Невыносимо хотелось всё это развидеть. И никогда сюда не возвращаться. Но она была здесь не ради удовольствия. Поэтому выдохнула, толкнула зазевавшегося гида и кивнула на вход.
С рынка они, конечно, тоже ушли ни с чем.
Никто на мгновенный успех и не рассчитывал. Но с чего-то нужно было начать, и они начали.
К слову, сомалийцы сами по себе не были злыми или недружелюбными. Может, уставшими, порой хмурыми, но много и охотно улыбались, порой слышались даже дружные раскаты смеха, значит, кто-то шутил. И в целом относились к приезжим доброжелательно, не особо обращая внимание на пять человек с автоматами, что их сопровождали.
Конечно, это Ирка поняла не сразу. В первый день ей было так плохо, что она заперлась в ванной и прорыдала минут двадцать без остановки. Перед глазами стояли и бедные черепахи, и разделанные акулы, и больные дети, истощённые, измученные, угасающие на глазах у несчастных матерей, что они видели в госпитале.

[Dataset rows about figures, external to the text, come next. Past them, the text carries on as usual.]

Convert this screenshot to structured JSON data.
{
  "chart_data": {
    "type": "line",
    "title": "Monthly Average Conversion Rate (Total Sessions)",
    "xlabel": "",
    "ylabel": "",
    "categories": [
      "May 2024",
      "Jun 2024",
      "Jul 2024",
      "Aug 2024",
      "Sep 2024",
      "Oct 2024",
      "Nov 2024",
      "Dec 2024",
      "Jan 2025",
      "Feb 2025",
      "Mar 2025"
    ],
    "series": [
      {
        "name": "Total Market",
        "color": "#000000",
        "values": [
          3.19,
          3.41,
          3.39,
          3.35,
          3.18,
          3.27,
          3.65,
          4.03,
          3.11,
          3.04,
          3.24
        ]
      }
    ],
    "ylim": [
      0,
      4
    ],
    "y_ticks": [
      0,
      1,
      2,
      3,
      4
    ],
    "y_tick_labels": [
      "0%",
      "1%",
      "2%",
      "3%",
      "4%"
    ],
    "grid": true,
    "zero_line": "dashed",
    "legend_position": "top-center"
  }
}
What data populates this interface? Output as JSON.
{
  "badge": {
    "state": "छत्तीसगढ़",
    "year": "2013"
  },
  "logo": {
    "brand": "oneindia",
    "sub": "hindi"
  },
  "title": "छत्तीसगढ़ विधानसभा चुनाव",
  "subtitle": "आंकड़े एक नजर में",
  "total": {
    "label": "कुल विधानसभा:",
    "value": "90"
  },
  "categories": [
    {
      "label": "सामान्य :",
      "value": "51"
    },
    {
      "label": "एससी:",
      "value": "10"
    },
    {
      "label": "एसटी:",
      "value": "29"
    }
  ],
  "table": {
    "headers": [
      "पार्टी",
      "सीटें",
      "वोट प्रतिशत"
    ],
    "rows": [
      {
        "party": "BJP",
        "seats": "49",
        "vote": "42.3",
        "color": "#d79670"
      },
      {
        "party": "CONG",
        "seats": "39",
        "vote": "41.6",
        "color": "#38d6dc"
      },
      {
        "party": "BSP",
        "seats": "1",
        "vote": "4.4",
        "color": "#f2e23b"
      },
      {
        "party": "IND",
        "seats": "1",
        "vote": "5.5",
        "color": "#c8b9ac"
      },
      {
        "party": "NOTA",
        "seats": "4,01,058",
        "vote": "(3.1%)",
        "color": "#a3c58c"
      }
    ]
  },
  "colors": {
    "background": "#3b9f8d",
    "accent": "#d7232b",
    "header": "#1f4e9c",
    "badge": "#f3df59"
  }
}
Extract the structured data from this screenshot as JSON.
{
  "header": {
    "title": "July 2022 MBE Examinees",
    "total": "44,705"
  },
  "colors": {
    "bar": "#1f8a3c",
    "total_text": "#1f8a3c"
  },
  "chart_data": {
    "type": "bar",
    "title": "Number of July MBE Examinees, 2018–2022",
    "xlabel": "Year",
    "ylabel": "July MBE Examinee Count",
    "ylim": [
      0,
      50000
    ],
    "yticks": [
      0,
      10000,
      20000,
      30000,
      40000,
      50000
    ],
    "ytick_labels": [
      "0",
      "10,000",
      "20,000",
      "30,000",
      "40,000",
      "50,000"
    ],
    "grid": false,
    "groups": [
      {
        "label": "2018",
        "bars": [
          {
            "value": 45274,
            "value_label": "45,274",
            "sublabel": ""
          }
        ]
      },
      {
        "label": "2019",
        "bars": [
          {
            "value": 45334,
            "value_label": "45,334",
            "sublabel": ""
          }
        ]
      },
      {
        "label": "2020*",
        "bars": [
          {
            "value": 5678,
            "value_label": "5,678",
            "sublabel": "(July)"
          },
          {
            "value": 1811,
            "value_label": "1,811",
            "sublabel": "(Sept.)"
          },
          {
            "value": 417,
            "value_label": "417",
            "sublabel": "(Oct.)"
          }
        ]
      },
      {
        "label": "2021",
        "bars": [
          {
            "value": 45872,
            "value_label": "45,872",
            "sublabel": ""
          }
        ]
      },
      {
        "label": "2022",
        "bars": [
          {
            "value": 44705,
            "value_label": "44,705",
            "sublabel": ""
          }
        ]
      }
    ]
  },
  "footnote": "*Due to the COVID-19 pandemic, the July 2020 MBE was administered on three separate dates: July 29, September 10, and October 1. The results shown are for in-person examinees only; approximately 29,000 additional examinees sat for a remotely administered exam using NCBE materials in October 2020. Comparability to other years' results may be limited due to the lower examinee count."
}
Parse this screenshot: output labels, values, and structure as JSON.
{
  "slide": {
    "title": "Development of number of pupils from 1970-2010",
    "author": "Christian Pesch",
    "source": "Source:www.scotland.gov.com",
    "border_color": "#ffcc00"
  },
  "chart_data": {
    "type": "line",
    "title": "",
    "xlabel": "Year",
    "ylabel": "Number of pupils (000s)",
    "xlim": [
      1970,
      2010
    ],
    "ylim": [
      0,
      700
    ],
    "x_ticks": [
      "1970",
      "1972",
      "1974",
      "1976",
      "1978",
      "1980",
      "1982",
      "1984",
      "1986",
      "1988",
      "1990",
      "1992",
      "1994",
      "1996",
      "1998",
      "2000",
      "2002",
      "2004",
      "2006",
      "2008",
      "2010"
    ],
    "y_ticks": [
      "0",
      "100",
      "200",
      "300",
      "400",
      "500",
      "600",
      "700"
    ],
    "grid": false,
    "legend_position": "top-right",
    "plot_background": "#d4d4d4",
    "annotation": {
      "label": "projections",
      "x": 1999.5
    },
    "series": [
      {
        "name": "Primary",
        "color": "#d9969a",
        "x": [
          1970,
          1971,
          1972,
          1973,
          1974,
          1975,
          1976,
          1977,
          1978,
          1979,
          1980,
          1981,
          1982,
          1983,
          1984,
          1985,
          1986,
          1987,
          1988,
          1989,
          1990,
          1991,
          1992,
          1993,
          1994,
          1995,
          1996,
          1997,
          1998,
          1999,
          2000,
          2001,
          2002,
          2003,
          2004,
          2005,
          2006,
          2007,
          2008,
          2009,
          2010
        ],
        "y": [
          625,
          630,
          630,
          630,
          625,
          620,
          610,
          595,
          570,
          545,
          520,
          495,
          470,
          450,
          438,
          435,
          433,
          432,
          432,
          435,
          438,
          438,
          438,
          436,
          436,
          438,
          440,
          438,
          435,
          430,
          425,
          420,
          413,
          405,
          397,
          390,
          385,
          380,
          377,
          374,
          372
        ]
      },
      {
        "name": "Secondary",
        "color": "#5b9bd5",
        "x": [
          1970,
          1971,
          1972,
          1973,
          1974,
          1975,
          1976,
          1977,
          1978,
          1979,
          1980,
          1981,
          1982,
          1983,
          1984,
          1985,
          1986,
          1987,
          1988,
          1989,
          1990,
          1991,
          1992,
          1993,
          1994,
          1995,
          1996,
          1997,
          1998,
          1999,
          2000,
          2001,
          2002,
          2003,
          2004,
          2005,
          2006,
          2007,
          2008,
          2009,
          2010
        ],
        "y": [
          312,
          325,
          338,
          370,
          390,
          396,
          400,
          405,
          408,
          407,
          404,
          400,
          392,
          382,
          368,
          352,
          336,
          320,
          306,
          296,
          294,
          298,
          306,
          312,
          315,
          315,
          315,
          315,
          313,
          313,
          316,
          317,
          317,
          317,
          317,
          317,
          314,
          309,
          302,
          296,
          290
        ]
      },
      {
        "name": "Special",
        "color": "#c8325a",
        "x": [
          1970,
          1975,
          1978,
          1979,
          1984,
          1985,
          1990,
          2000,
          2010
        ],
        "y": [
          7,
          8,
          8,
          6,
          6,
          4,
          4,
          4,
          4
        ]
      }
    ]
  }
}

В госпитале, единственном, что им удалось посетить за первый день, тоже никто ничего не видел и никто ничего не знал. Строгие сосредоточенные врачи, собранные доброжелательные медсёстры. Боль, скорбь, страдание. Как везде. Одно слово — больница.
В отличие от Ирки, гид, относившийся ко всему философски равнодушно и даже цинично, заметил:
— Больница — это хорошо. Здесь и накормят, и подлечат. Плохо — там, откуда они пришли.
Голод в стране был проблемой куда более страшной, чем непрекращающаяся война. Хотя сейчас уже стало лучше, как выразился Весельчак. Сейчас уже терпимо.
Ирка не стала расспрашивать, что значит терпимо.
— Дело привычки, — равнодушно пожал плечами гид, имея в виду, что скоро она тоже научится относиться к этому спокойнее.
И через пару недель Ирка привыкла.
Не так чтобы совсем перестала замечать, но как-то приняла каким есть, не пытаясь ничего с этим делать, особенно впихивать в свои представления о добре и зле.
Она стала привыкать. К ней стали привыкать.